General characteristics
- Type: Brig

= Blossom (brig) =

British brig

Blossom was a 19th-century British brig. Thomas Oliver was the captain of the ship. It regularly sailed with a cargo of coal to the Netherlands. On 19 October 1863 the ship wrecked on Haaks Bank, the Netherlands.

==Fate==

While on a voyage from Newcastle upon Tyne, Northumberland to Nieuwediep, the Netherlands with a load of coal, the ship wrecked during the evening of 19 October 1863 at Haaks Bank, the Netherlands. While the ship shattered and sank, six crew members were able to get into the lifeboat of the ship.

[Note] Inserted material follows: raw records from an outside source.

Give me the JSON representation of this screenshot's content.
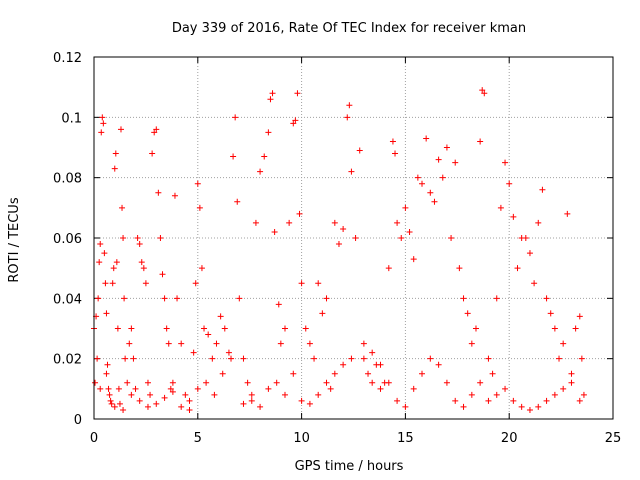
{
  "chart_data": {
    "type": "scatter",
    "title": "Day 339 of 2016, Rate Of TEC Index for receiver kman",
    "xlabel": "GPS time / hours",
    "ylabel": "ROTI / TECUs",
    "xlim": [
      0,
      25
    ],
    "ylim": [
      0,
      0.12
    ],
    "x_ticks": [
      0,
      5,
      10,
      15,
      20,
      25
    ],
    "y_ticks": [
      0,
      0.02,
      0.04,
      0.06,
      0.08,
      0.1,
      0.12
    ],
    "x_tick_labels": [
      "0",
      "5",
      "10",
      "15",
      "20",
      "25"
    ],
    "y_tick_labels": [
      "0",
      "0.02",
      "0.04",
      "0.06",
      "0.08",
      "0.1",
      "0.12"
    ],
    "grid": true,
    "marker": "plus",
    "marker_color": "#ff0000",
    "series": [
      {
        "points": [
          [
            0.0,
            0.03
          ],
          [
            0.05,
            0.012
          ],
          [
            0.1,
            0.034
          ],
          [
            0.15,
            0.02
          ],
          [
            0.2,
            0.04
          ],
          [
            0.25,
            0.052
          ],
          [
            0.3,
            0.058
          ],
          [
            0.35,
            0.095
          ],
          [
            0.4,
            0.1
          ],
          [
            0.45,
            0.098
          ],
          [
            0.5,
            0.055
          ],
          [
            0.55,
            0.045
          ],
          [
            0.6,
            0.035
          ],
          [
            0.65,
            0.018
          ],
          [
            0.7,
            0.01
          ],
          [
            0.75,
            0.008
          ],
          [
            0.8,
            0.006
          ],
          [
            0.85,
            0.005
          ],
          [
            0.9,
            0.045
          ],
          [
            0.95,
            0.05
          ],
          [
            1.0,
            0.083
          ],
          [
            1.05,
            0.088
          ],
          [
            1.1,
            0.052
          ],
          [
            1.15,
            0.03
          ],
          [
            1.2,
            0.01
          ],
          [
            1.25,
            0.005
          ],
          [
            1.3,
            0.096
          ],
          [
            1.35,
            0.07
          ],
          [
            1.4,
            0.06
          ],
          [
            1.45,
            0.04
          ],
          [
            1.5,
            0.02
          ],
          [
            1.6,
            0.012
          ],
          [
            1.7,
            0.025
          ],
          [
            1.8,
            0.03
          ],
          [
            1.9,
            0.02
          ],
          [
            2.0,
            0.01
          ],
          [
            2.1,
            0.06
          ],
          [
            2.2,
            0.058
          ],
          [
            2.3,
            0.052
          ],
          [
            2.4,
            0.05
          ],
          [
            2.5,
            0.045
          ],
          [
            2.6,
            0.012
          ],
          [
            2.7,
            0.008
          ],
          [
            2.8,
            0.088
          ],
          [
            2.9,
            0.095
          ],
          [
            3.0,
            0.096
          ],
          [
            3.1,
            0.075
          ],
          [
            3.2,
            0.06
          ],
          [
            3.3,
            0.048
          ],
          [
            3.4,
            0.04
          ],
          [
            3.5,
            0.03
          ],
          [
            3.6,
            0.025
          ],
          [
            3.7,
            0.01
          ],
          [
            3.8,
            0.012
          ],
          [
            3.9,
            0.074
          ],
          [
            4.0,
            0.04
          ],
          [
            4.2,
            0.025
          ],
          [
            4.4,
            0.008
          ],
          [
            4.6,
            0.006
          ],
          [
            4.8,
            0.022
          ],
          [
            4.9,
            0.045
          ],
          [
            5.0,
            0.078
          ],
          [
            5.1,
            0.07
          ],
          [
            5.2,
            0.05
          ],
          [
            5.3,
            0.03
          ],
          [
            5.5,
            0.028
          ],
          [
            5.7,
            0.02
          ],
          [
            5.9,
            0.025
          ],
          [
            6.1,
            0.034
          ],
          [
            6.3,
            0.03
          ],
          [
            6.5,
            0.022
          ],
          [
            6.7,
            0.087
          ],
          [
            6.8,
            0.1
          ],
          [
            6.9,
            0.072
          ],
          [
            7.0,
            0.04
          ],
          [
            7.2,
            0.02
          ],
          [
            7.4,
            0.012
          ],
          [
            7.6,
            0.008
          ],
          [
            7.8,
            0.065
          ],
          [
            8.0,
            0.082
          ],
          [
            8.2,
            0.087
          ],
          [
            8.4,
            0.095
          ],
          [
            8.5,
            0.106
          ],
          [
            8.6,
            0.108
          ],
          [
            8.7,
            0.062
          ],
          [
            8.9,
            0.038
          ],
          [
            9.0,
            0.025
          ],
          [
            9.2,
            0.03
          ],
          [
            9.4,
            0.065
          ],
          [
            9.6,
            0.098
          ],
          [
            9.7,
            0.099
          ],
          [
            9.8,
            0.108
          ],
          [
            9.9,
            0.068
          ],
          [
            10.0,
            0.045
          ],
          [
            10.2,
            0.03
          ],
          [
            10.4,
            0.025
          ],
          [
            10.6,
            0.02
          ],
          [
            10.8,
            0.045
          ],
          [
            11.0,
            0.035
          ],
          [
            11.2,
            0.04
          ],
          [
            11.4,
            0.01
          ],
          [
            11.6,
            0.065
          ],
          [
            11.8,
            0.058
          ],
          [
            12.0,
            0.063
          ],
          [
            12.2,
            0.1
          ],
          [
            12.3,
            0.104
          ],
          [
            12.4,
            0.082
          ],
          [
            12.6,
            0.06
          ],
          [
            12.8,
            0.089
          ],
          [
            13.0,
            0.02
          ],
          [
            13.2,
            0.015
          ],
          [
            13.4,
            0.012
          ],
          [
            13.6,
            0.018
          ],
          [
            13.8,
            0.01
          ],
          [
            14.0,
            0.012
          ],
          [
            14.2,
            0.05
          ],
          [
            14.4,
            0.092
          ],
          [
            14.5,
            0.088
          ],
          [
            14.6,
            0.065
          ],
          [
            14.8,
            0.06
          ],
          [
            15.0,
            0.07
          ],
          [
            15.2,
            0.062
          ],
          [
            15.4,
            0.053
          ],
          [
            15.6,
            0.08
          ],
          [
            15.8,
            0.078
          ],
          [
            16.0,
            0.093
          ],
          [
            16.2,
            0.075
          ],
          [
            16.4,
            0.072
          ],
          [
            16.6,
            0.086
          ],
          [
            16.8,
            0.08
          ],
          [
            17.0,
            0.09
          ],
          [
            17.2,
            0.06
          ],
          [
            17.4,
            0.085
          ],
          [
            17.6,
            0.05
          ],
          [
            17.8,
            0.04
          ],
          [
            18.0,
            0.035
          ],
          [
            18.2,
            0.025
          ],
          [
            18.4,
            0.03
          ],
          [
            18.6,
            0.092
          ],
          [
            18.7,
            0.109
          ],
          [
            18.8,
            0.108
          ],
          [
            19.0,
            0.02
          ],
          [
            19.2,
            0.015
          ],
          [
            19.4,
            0.04
          ],
          [
            19.6,
            0.07
          ],
          [
            19.8,
            0.085
          ],
          [
            20.0,
            0.078
          ],
          [
            20.2,
            0.067
          ],
          [
            20.4,
            0.05
          ],
          [
            20.6,
            0.06
          ],
          [
            20.8,
            0.06
          ],
          [
            21.0,
            0.055
          ],
          [
            21.2,
            0.045
          ],
          [
            21.4,
            0.065
          ],
          [
            21.6,
            0.076
          ],
          [
            21.8,
            0.04
          ],
          [
            22.0,
            0.035
          ],
          [
            22.2,
            0.03
          ],
          [
            22.4,
            0.02
          ],
          [
            22.6,
            0.025
          ],
          [
            22.8,
            0.068
          ],
          [
            23.0,
            0.015
          ],
          [
            23.2,
            0.03
          ],
          [
            23.4,
            0.034
          ],
          [
            23.5,
            0.02
          ],
          [
            23.6,
            0.008
          ],
          [
            0.3,
            0.01
          ],
          [
            0.6,
            0.015
          ],
          [
            1.0,
            0.004
          ],
          [
            1.4,
            0.003
          ],
          [
            1.8,
            0.008
          ],
          [
            2.2,
            0.006
          ],
          [
            2.6,
            0.004
          ],
          [
            3.0,
            0.005
          ],
          [
            3.4,
            0.007
          ],
          [
            3.8,
            0.009
          ],
          [
            4.2,
            0.004
          ],
          [
            4.6,
            0.003
          ],
          [
            5.0,
            0.01
          ],
          [
            5.4,
            0.012
          ],
          [
            5.8,
            0.008
          ],
          [
            6.2,
            0.015
          ],
          [
            6.6,
            0.02
          ],
          [
            7.2,
            0.005
          ],
          [
            7.6,
            0.006
          ],
          [
            8.0,
            0.004
          ],
          [
            8.4,
            0.01
          ],
          [
            8.8,
            0.012
          ],
          [
            9.2,
            0.008
          ],
          [
            9.6,
            0.015
          ],
          [
            10.0,
            0.006
          ],
          [
            10.4,
            0.005
          ],
          [
            10.8,
            0.008
          ],
          [
            11.2,
            0.012
          ],
          [
            11.6,
            0.015
          ],
          [
            12.0,
            0.018
          ],
          [
            12.4,
            0.02
          ],
          [
            13.0,
            0.025
          ],
          [
            13.4,
            0.022
          ],
          [
            13.8,
            0.018
          ],
          [
            14.2,
            0.012
          ],
          [
            14.6,
            0.006
          ],
          [
            15.0,
            0.004
          ],
          [
            15.4,
            0.01
          ],
          [
            15.8,
            0.015
          ],
          [
            16.2,
            0.02
          ],
          [
            16.6,
            0.018
          ],
          [
            17.0,
            0.012
          ],
          [
            17.4,
            0.006
          ],
          [
            17.8,
            0.004
          ],
          [
            18.2,
            0.008
          ],
          [
            18.6,
            0.012
          ],
          [
            19.0,
            0.006
          ],
          [
            19.4,
            0.008
          ],
          [
            19.8,
            0.01
          ],
          [
            20.2,
            0.006
          ],
          [
            20.6,
            0.004
          ],
          [
            21.0,
            0.003
          ],
          [
            21.4,
            0.004
          ],
          [
            21.8,
            0.006
          ],
          [
            22.2,
            0.008
          ],
          [
            22.6,
            0.01
          ],
          [
            23.0,
            0.012
          ],
          [
            23.4,
            0.006
          ]
        ]
      }
    ]
  }
}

They were able to reach Onrust, a sandbank off the coast of Texel, and could not row further due to fatigue. They also failed to reach the mainland the next morning and were driven away by the water. Their boat, which was in distress, was however seen by people from the mainland. Jan Stol, Klaas Molenaar, Jacob Stol and Lodewijk Schendelaar were able to rescue them with their punt by 9 am.